I intellectually understand that incrementalism is safe and the path is easy to see but what we need is not jut smart, hard-working people. We need smart, hard-working people who have a vision in their hearts, no just their heads. We need leaders at every level to cast a vision so great that without divine intervention it is doomed to fail. Small plans don't stir the souls of men. We yearn for a great vision of who we can become, not 98-point plans of whom is to blame.

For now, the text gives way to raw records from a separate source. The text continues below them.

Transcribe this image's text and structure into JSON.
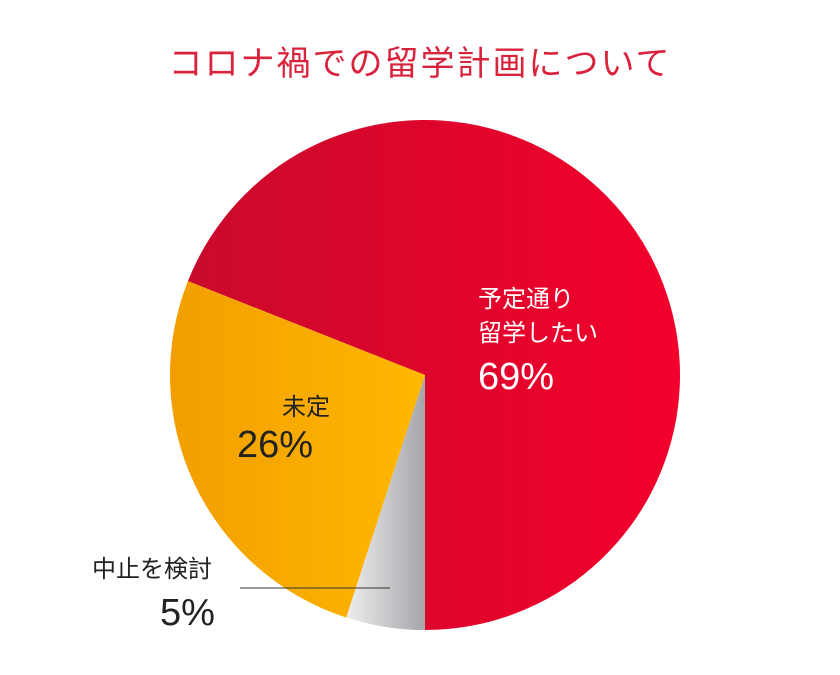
{
  "chart_data": {
    "type": "pie",
    "title": "コロナ禍での留学計画について",
    "categories": [
      "予定通り\n留学したい",
      "中止を検討",
      "未定"
    ],
    "values": [
      69,
      5,
      26
    ],
    "value_labels": [
      "69%",
      "5%",
      "26%"
    ],
    "colors": [
      "#e3002b",
      "#b9b9bd",
      "#f7ab00"
    ]
  }
}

As I write this, I am watching the Olympics. There is not a better example of single vision and focus than that of elite Olympic athletes. The fitness and focus of Olympic athletes is legendary. But what makes them so special is as Stephen Covey, The Seven Habits guy would say, "The begin with the end in mind"--winning a Gold Medal, PERIOD. They see themselves on the stand with the medal around their neck, they see themselves making the perfect performance, they hear the roar of the crow and they see disappointment on the faces of their competitors. It is this vision, this focus, that pushes them in the hard and lonely days of training. It is what keeps them eating the correct diet. It is this focus that becomes their single vision for greatness.


Need more examples of what can be done with an aspirational vision? Think of the Live Music Capital of the World: Austin, Texas. Yes, the place that famously promotes their community vision as "Keep Austin Weird." In Austin, with its state capital, university and computer industry, it would have ben easy to just stay the course and incrementally grow but that is not their way. The Live Music Capital of the World is more than a slogan. It is their commitment to their of being the Capital of the Creative Economy.


Reinvention takes a red hot, focused vision that will inspire personal sacrifice and a commitment to achieve--as President Kennedy challenged--something that is not easy but hard.